I don’t know about you, but that’s the last thing most people will say to me after I have offered advice, provided mentoring, made a referral, etc… It’s kind, but (to me) it has always felt misplaced (and, at worst, made me feel kind of dirty). Life is not quid pro quo. When I do something (anything), there is nothing expected in return (seriously… I mean it). Over coffee the other day, a peer was asking me about my networking and business development strategy, and how I work my “long game.” My “long game”… what’s that? They went on to explain: “you never ask anybody for anything… or you rarely do… you are generous with your time, experience and advice and – above all else – you have built a strong network of people over the years that you open up to others.”
Doesn’t everybody do this? Apparently, not.
Simon Sinek (he of Start With Why fame, and the one with over 40 million views for his How Great Leaders Inspire Action Ted Talk) has a new book coming out at the end of the year, and it’s called, The Infinite Game. Here’s a brief description of the book:
“In finite games, like football or chess, the players are known, the rules are fixed, and the endpoint is clear. The winners and losers are easily identified. In infinite games, like business or politics or life itself, the players come and go, the rules are changeable, and there is no defined endpoint. There are no winners or losers in an infinite game; there is only ahead and behind. The more I started to understand the difference between finite and infinite games, the more I began to see infinite games all around us. I started to see that many of the struggles that organizations face exist simply because their leaders were playing with a finite mindset in an infinite game. These organizations tend to lag behind in innovation, discretionary effort, morale and ultimately performance.”

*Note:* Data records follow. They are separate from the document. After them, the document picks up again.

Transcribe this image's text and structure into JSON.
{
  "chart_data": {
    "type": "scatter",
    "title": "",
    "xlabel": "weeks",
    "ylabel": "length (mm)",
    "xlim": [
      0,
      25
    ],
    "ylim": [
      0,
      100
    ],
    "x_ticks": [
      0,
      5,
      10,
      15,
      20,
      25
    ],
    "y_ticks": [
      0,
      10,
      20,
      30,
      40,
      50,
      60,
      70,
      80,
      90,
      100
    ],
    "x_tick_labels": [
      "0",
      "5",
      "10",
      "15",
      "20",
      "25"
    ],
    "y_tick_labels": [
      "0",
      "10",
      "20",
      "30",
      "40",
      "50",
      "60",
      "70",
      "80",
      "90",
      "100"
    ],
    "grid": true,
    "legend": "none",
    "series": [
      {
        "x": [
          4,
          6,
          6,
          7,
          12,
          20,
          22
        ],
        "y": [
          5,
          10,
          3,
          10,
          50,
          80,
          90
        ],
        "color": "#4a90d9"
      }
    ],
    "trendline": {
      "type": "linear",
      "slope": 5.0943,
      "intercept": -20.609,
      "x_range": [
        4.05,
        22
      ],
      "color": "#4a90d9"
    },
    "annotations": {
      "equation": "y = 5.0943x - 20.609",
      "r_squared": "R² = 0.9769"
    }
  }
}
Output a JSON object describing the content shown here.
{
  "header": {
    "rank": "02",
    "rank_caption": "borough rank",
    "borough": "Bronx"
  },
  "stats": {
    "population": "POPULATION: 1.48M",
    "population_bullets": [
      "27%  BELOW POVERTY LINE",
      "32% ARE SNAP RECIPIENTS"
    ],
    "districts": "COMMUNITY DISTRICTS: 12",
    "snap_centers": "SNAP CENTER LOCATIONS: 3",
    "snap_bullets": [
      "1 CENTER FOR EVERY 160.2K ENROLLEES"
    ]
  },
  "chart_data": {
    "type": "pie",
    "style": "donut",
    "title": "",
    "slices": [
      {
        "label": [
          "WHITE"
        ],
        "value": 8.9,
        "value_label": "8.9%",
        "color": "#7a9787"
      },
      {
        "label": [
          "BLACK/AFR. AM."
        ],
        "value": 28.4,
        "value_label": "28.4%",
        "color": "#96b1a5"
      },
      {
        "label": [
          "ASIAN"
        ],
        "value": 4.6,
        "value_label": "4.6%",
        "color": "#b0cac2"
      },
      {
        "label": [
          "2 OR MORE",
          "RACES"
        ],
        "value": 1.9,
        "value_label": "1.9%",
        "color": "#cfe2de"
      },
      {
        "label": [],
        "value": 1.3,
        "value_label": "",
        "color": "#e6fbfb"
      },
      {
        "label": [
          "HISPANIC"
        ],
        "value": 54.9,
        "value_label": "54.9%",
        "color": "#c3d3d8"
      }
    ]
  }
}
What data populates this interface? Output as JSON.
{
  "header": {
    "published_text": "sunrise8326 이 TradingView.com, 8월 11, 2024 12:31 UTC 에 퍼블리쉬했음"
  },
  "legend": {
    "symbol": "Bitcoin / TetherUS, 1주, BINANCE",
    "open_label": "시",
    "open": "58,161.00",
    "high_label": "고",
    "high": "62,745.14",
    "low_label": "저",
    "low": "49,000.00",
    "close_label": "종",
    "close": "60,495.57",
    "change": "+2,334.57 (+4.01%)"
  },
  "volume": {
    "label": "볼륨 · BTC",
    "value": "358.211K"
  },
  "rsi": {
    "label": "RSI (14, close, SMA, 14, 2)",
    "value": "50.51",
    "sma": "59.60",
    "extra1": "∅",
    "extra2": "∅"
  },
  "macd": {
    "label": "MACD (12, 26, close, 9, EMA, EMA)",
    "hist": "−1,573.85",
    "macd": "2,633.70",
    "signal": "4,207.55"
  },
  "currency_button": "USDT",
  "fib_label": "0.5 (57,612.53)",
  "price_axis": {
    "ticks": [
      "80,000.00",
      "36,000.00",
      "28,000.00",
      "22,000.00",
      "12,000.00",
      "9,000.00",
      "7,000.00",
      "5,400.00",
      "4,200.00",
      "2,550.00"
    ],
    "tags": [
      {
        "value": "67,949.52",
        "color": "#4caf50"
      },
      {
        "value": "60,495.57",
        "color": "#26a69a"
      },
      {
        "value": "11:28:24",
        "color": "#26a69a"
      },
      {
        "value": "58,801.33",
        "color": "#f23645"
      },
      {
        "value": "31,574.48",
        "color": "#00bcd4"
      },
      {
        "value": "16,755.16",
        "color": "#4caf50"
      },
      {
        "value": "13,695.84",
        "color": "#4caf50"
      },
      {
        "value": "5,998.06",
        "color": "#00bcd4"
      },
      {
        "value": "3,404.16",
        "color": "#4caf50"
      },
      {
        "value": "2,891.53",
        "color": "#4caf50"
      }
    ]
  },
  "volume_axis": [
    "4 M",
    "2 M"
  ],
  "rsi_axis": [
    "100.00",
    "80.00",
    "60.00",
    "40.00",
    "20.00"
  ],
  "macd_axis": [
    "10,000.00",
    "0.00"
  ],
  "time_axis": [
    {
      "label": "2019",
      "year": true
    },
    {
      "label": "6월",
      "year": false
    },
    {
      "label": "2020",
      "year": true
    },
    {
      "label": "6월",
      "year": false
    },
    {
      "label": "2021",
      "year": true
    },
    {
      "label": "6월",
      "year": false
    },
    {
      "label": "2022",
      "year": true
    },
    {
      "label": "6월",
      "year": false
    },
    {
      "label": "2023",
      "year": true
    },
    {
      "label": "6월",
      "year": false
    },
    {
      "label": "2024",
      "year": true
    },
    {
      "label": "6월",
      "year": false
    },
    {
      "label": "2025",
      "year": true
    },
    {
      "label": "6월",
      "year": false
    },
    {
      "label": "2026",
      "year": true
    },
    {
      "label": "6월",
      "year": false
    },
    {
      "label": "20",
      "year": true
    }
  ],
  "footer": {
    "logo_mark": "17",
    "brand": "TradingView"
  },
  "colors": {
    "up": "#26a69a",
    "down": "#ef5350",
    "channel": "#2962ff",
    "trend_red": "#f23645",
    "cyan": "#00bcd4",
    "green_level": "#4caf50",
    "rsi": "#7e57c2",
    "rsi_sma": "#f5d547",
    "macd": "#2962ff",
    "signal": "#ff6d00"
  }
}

The infinite game or the long game?
They may be two peas in a pod, but “infinite game” aligns well with how I see business, success and achievement. If I “win” it does not mean that you lose. In fact, what’s best for me, is when every one of my peers “win” as well. While marketers love to create a sense of scarcity, success in business is much more of an abundance model. There’s enough to go around. Helping everyone else “win” does not only make business that much more enjoyable, it makes it more challenging, competitive and interesting. When someone else wins a client, it doesn’t not mean that there are no more clients left. When someone else is chosen to present at an event, it does not mean that other presenters may not be required, or you may be chosen to speak at their next/other event. Simon is right (in fact his book, Infinite Games, sounds like it’s based on another book called Finite And Infinite Games by James Carse… so they’re both right): business and success are infinite games… they are the long game. Don’t play it as a finite game with an eye towards what happened just today.
What goes around comes around.
Normally, that saying is reserved for people who do something bad to someone else, and karma is going to circle back on them. That saying can (and should) be used in a positive light as well. If there is someone that you can introduce someone to (and it’s no harm, no foul), why not do it? If you’re not the right business fit for a client, why not point them in the direction of someone who can best serve them? If you can help out a local non-profit or charity without taking free promotion or recognition in return, why not help out? It seems obvious, but how many business leaders are truly living this? Life is long. Success will be measured by your network and not your net worth (thank you, Jeffrey Gitomer). Thinking about the future, instead of being focused on revenue today/tomorrow will always make your brand short-sighted. Short termism is real. What kind of business life do you really want? What kind of brand legacy are you truly building.
What game are you playing? I hope it’s the long game.